A theoretical biologist says the activities and presence of human beings have become one of the largest drivers of evolutionary change everywhere on the planet.

A white-winged crossbill sits in a tree near the Highwood Pass on Sept. 4, 2018. A new paper based on research from around the globe concludes that human beings have radically reshaped evolution for everything from birds to fish to plants.

Mike Drew/Postmedia

VANCOUVER — Swallows are evolving smaller, more manoeuvrable wings to help them dodge buildings and vehicles.

Some fish are growing mouths that are smaller and harder to hook.

Large animals from caribou to tuna are disappearing.

Meanwhile, it’s boom time for anything not too fussy about where it lives or what it eats.

“It’s a reshaping of the tree of life,” said Sarah Otto, a University of British Columbia researcher, whose paper was published Wednesday by the London-based Proceedings of the Royal Society.

Otto, a much-awarded and highly regarded theoretical biologist, says the activities and presence of human beings have become one of the largest drivers of evolutionary change everywhere on the planet.

“Human impacts on the world are not just local,” she said. “They are changing the course of evolutionary history for all species on the planet, and that’s a remarkable concept to ponder.”

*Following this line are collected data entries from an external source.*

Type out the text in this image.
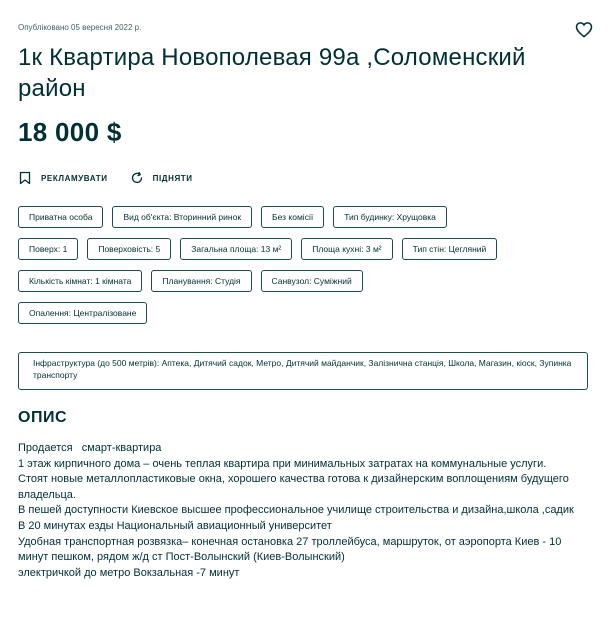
Опубліковано 05 вересня 2022 р.
1к Квартира Новополевая 99а ,Соломенский район
18 000 $
РЕКЛАМУВАТИ	ПІДНЯТИ
Приватна особа	Вид об'єкта: Вторинний ринок	Без комісії	Тип будинку: Хрущовка
Поверх: 1	Поверховість: 5	Загальна площа: 13 м²	Площа кухні: 3 м²	Тип стін: Цегляний
Кількість кімнат: 1 кімната	Планування: Студія	Санвузол: Суміжний
Опалення: Централізоване
Інфраструктура (до 500 метрів): Аптека, Дитячий садок, Метро, Дитячий майданчик, Залізнична станція, Школа, Магазин, кіоск, Зупинка транспорту
ОПИС

Продается   смарт-квартира

1 этаж кирпичного дома – очень теплая квартира при минимальных затратах на коммунальные услуги.

Стоят новые металлопластиковые окна, хорошего качества готова к дизайнерским воплощениям будущего владельца.

В пешей доступности Киевское высшее профессиональное училище строительства и дизайна,школа ,садик

В 20 минутах езды Национальный авиационный университет

Удобная транспортная розвязка– конечная остановка 27 троллейбуса, маршруток, от аэропорта Киев - 10 минут пешком, рядом ж/д ст Пост-Волынский (Киев-Волынский)

электричкой до метро Вокзальная -7 минут
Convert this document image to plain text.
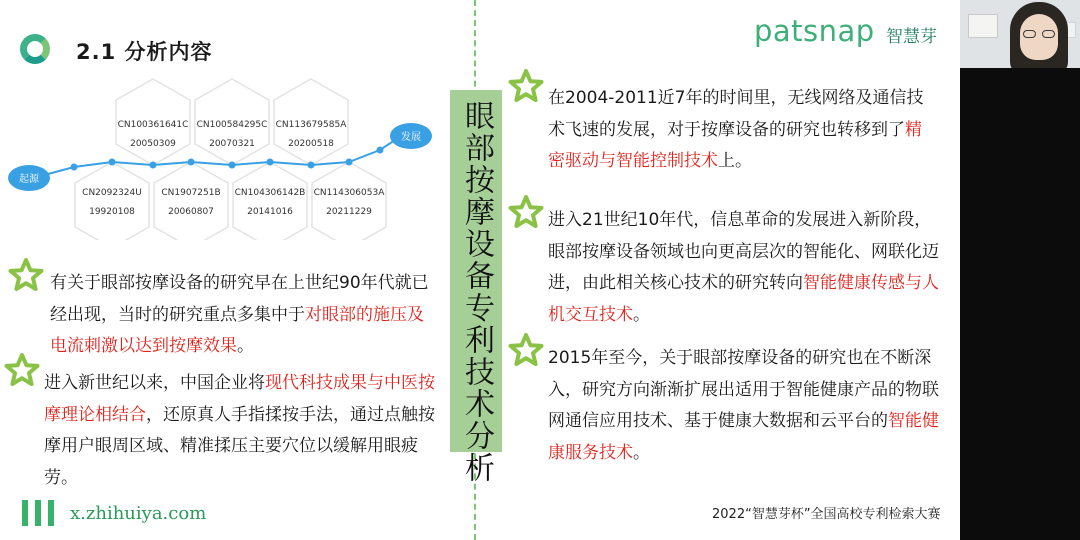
2.1 分析内容
patsnap 智慧芽
起源
发展
CN100361641C
20050309
CN100584295C
20070321
CN113679585A
20200518
CN2092324U
19920108
CN1907251B
20060807
CN104306142B
20141016
CN114306053A
20211229	眼部按摩设备专利技术分析
有关于眼部按摩设备的研究早在上世纪90年代就已经出现，当时的研究重点多集中于对眼部的施压及电流刺激以达到按摩效果。
进入新世纪以来，中国企业将现代科技成果与中医按摩理论相结合，还原真人手指揉按手法，通过点触按摩用户眼周区域、精准揉压主要穴位以缓解用眼疲劳。
在2004-2011近7年的时间里，无线网络及通信技术飞速的发展，对于按摩设备的研究也转移到了精密驱动与智能控制技术上。
进入21世纪10年代，信息革命的发展进入新阶段，眼部按摩设备领域也向更高层次的智能化、网联化迈进，由此相关核心技术的研究转向智能健康传感与人机交互技术。
2015年至今，关于眼部按摩设备的研究也在不断深入，研究方向渐渐扩展出适用于智能健康产品的物联网通信应用技术、基于健康大数据和云平台的智能健康服务技术。
x.zhihuiya.com	2022“智慧芽杯”全国高校专利检索大赛
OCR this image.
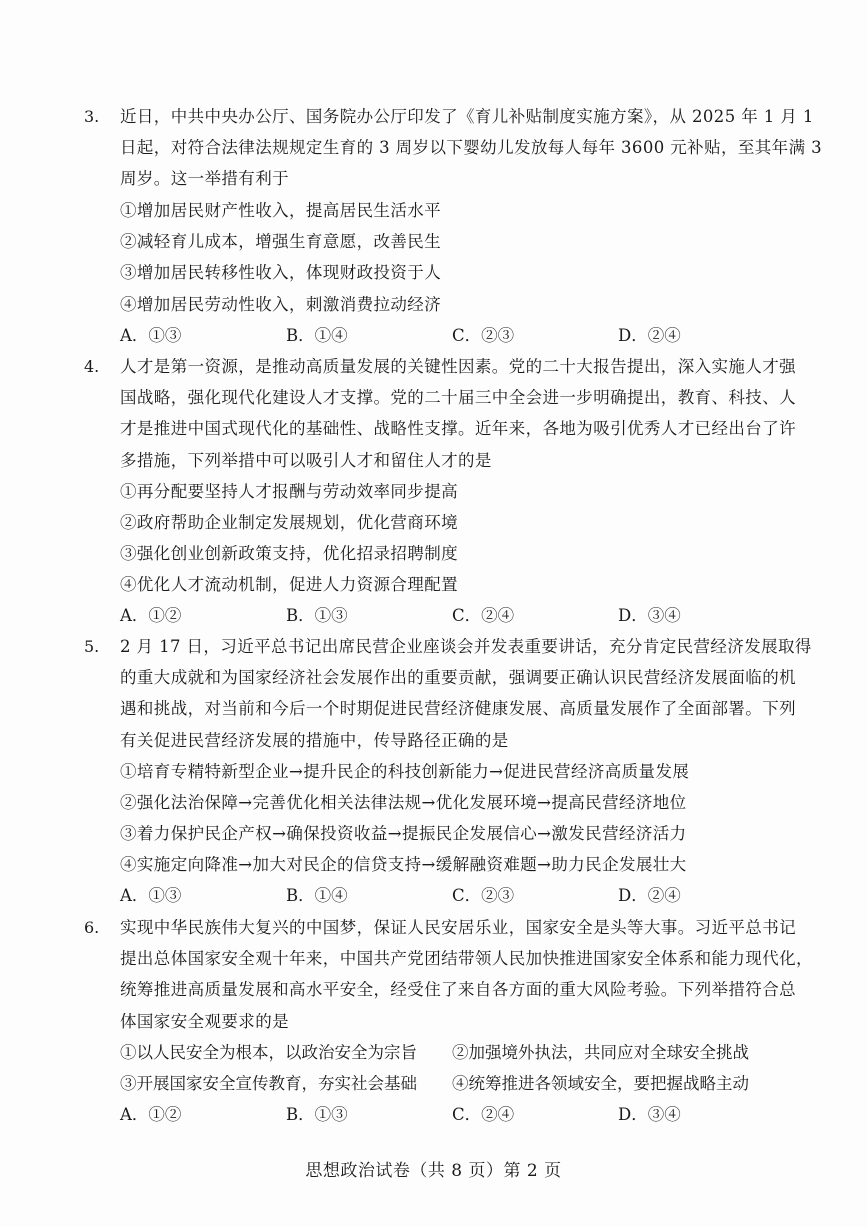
3. 近日，中共中央办公厅、国务院办公厅印发了《育儿补贴制度实施方案》，从 2025 年 1 月 1
日起，对符合法律法规规定生育的 3 周岁以下婴幼儿发放每人每年 3600 元补贴，至其年满 3
周岁。这一举措有利于
①增加居民财产性收入，提高居民生活水平
②减轻育儿成本，增强生育意愿，改善民生
③增加居民转移性收入，体现财政投资于人
④增加居民劳动性收入，刺激消费拉动经济
A．①③	B．①④	C．②③	D．②④
4. 人才是第一资源，是推动高质量发展的关键性因素。党的二十大报告提出，深入实施人才强
国战略，强化现代化建设人才支撑。党的二十届三中全会进一步明确提出，教育、科技、人
才是推进中国式现代化的基础性、战略性支撑。近年来，各地为吸引优秀人才已经出台了许
多措施，下列举措中可以吸引人才和留住人才的是
①再分配要坚持人才报酬与劳动效率同步提高
②政府帮助企业制定发展规划，优化营商环境
③强化创业创新政策支持，优化招录招聘制度
④优化人才流动机制，促进人力资源合理配置
A．①②	B．①③	C．②④	D．③④
5. 2 月 17 日，习近平总书记出席民营企业座谈会并发表重要讲话，充分肯定民营经济发展取得
的重大成就和为国家经济社会发展作出的重要贡献，强调要正确认识民营经济发展面临的机
遇和挑战，对当前和今后一个时期促进民营经济健康发展、高质量发展作了全面部署。下列
有关促进民营经济发展的措施中，传导路径正确的是
①培育专精特新型企业→提升民企的科技创新能力→促进民营经济高质量发展
②强化法治保障→完善优化相关法律法规→优化发展环境→提高民营经济地位
③着力保护民企产权→确保投资收益→提振民企发展信心→激发民营经济活力
④实施定向降准→加大对民企的信贷支持→缓解融资难题→助力民企发展壮大
A．①③	B．①④	C．②③	D．②④
6. 实现中华民族伟大复兴的中国梦，保证人民安居乐业，国家安全是头等大事。习近平总书记
提出总体国家安全观十年来，中国共产党团结带领人民加快推进国家安全体系和能力现代化，
统筹推进高质量发展和高水平安全，经受住了来自各方面的重大风险考验。下列举措符合总
体国家安全观要求的是
①以人民安全为根本，以政治安全为宗旨 ②加强境外执法，共同应对全球安全挑战
③开展国家安全宣传教育，夯实社会基础 ④统筹推进各领域安全，要把握战略主动
A．①②	B．①③	C．②④	D．③④
思想政治试卷（共 8 页）第 2 页
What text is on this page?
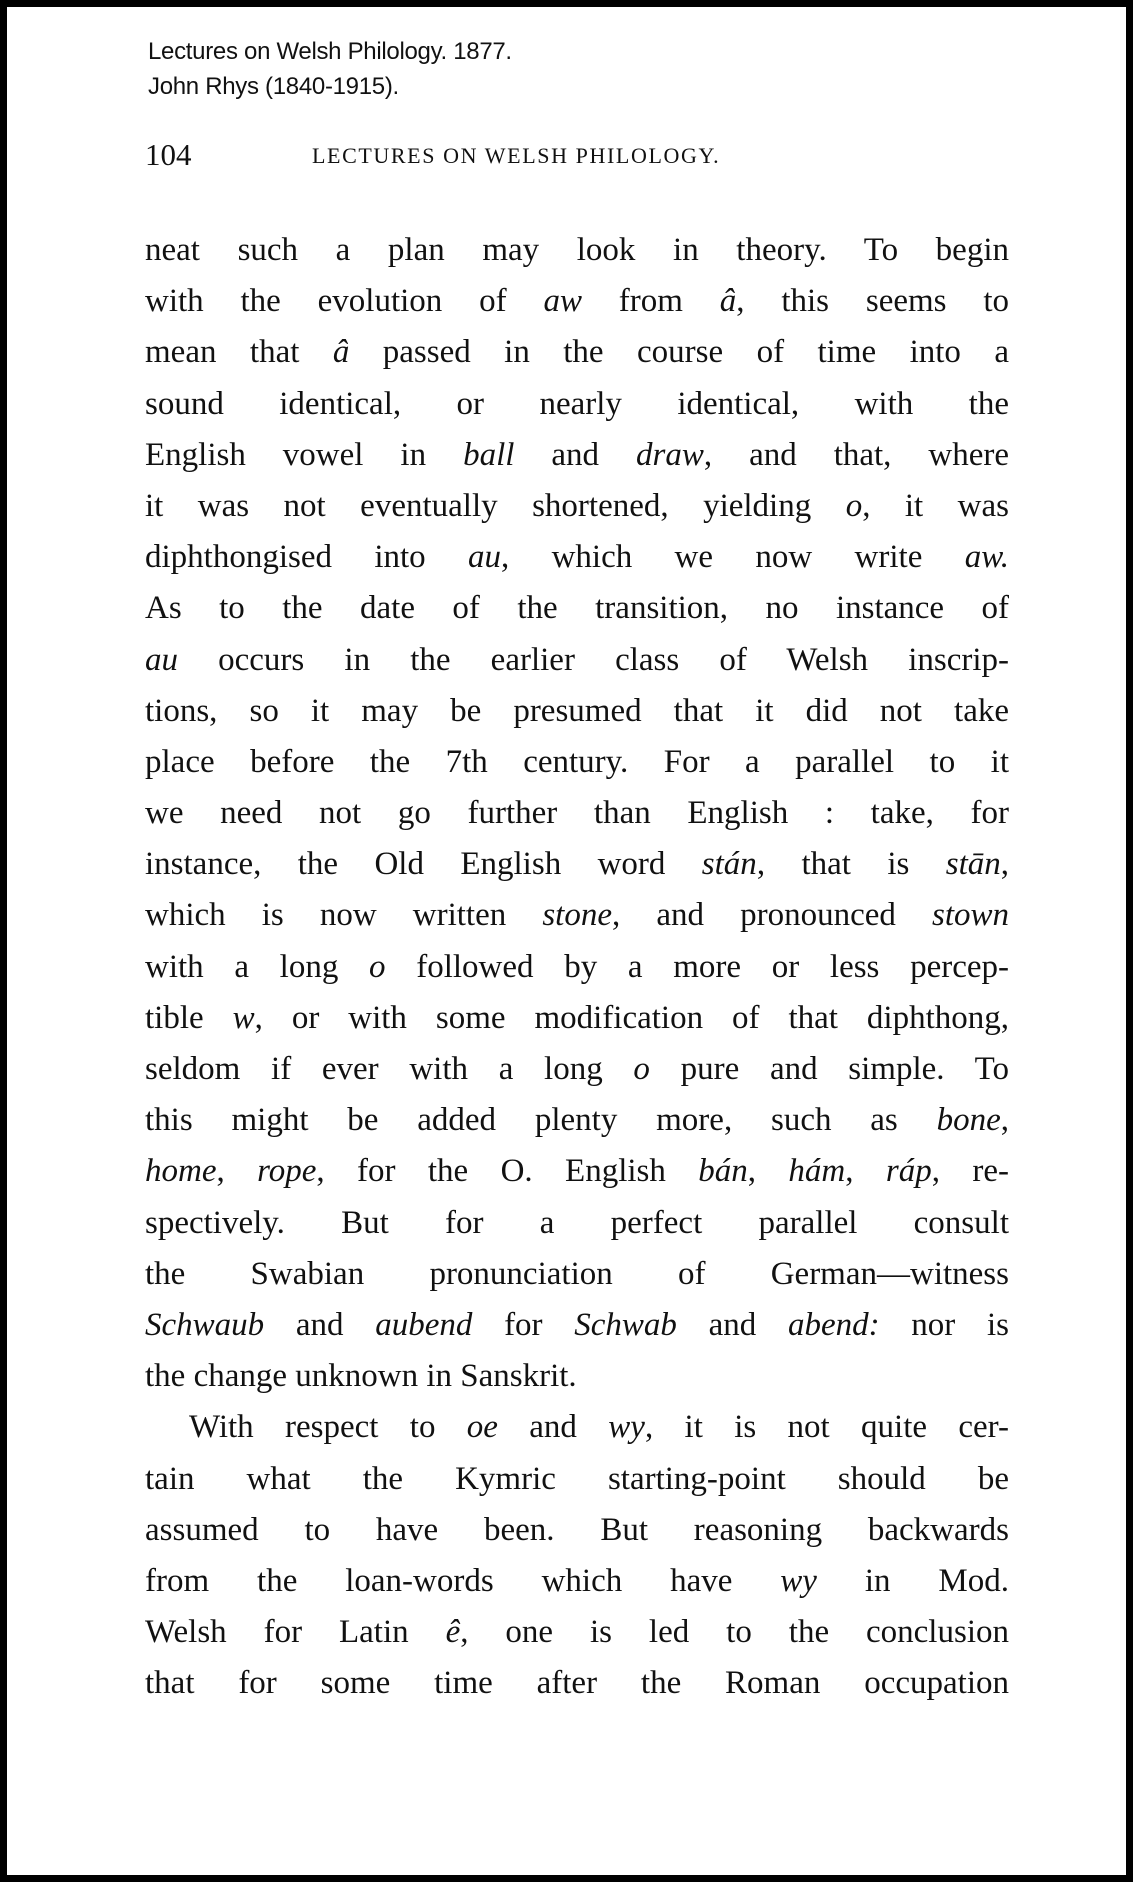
Lectures on Welsh Philology. 1877.
John Rhys (1840-1915).
104	LECTURES ON WELSH PHILOLOGY.
neat such a plan may look in theory. To begin
with the evolution of aw from â, this seems to
mean that â passed in the course of time into a
sound identical, or nearly identical, with the
English vowel in ball and draw, and that, where
it was not eventually shortened, yielding o, it was
diphthongised into au, which we now write aw.
As to the date of the transition, no instance of
au occurs in the earlier class of Welsh inscrip-
tions, so it may be presumed that it did not take
place before the 7th century. For a parallel to it
we need not go further than English : take, for
instance, the Old English word stán, that is stān,
which is now written stone, and pronounced stown
with a long o followed by a more or less percep-
tible w, or with some modification of that diphthong,
seldom if ever with a long o pure and simple. To
this might be added plenty more, such as bone,
home, rope, for the O. English bán, hám, ráp, re-
spectively. But for a perfect parallel consult
the Swabian pronunciation of German—witness
Schwaub and aubend for Schwab and abend: nor is
the change unknown in Sanskrit.
With respect to oe and wy, it is not quite cer-
tain what the Kymric starting-point should be
assumed to have been. But reasoning backwards
from the loan-words which have wy in Mod.
Welsh for Latin ê, one is led to the conclusion
that for some time after the Roman occupation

Earth scientists have long discussed the idea of the Anthropocene — a period of Earth’s history defined by geological markers of human impact. Otto, after reviewing dozens of research papers, concludes the planet’s biology is becoming similarly marked as plants and animals respond to human pressure.

Her paper is replete with examples from bird species slowly forgetting to migrate to mosquito breeds adapted specifically to underground subway tunnels.

Backyard bird feeders are behind changes in the beak shape and strength of house finches. Different mammals are becoming nocturnal as a way to avoid human conflict. Introduced species change the ground rules for native plants and animals.

It’s a mistake to think evolution requires millennia, said Otto.

“Evolution happens really fast if the selection regimes are strong. We can see sometimes in plant populations evolutionary change in the course of years.”

If the changes come too fast for evolution to keep up, there’s always extinction.

Rates of species loss are now estimated to be 1,000 times higher than they were before human domination. More than one in five of all plant and animal species are considered at risk.

Extinctions have always happened. But Otto said they’re happening at such a pace and in response to such similar pressures that they are reducing the ability of evolution to respond to change.

“We’re losing the ability for evolution to bounce back.”

Forcing species into a human-formed box reduces variability, leaving evolution less to work with in response to future changes. And wiping species out removes them forever.

“If we’re eliminating the large-bodied mammals, even if humans went extinct on the planet, we’re not going to see an immediate return of ecosystems to have the right balance of small, medium and large species,” Otto said.

“We’re cutting off options. We’re cutting off options both within species by eliminating variability, and we’re also cutting off options at the tree of life level by cutting off species.”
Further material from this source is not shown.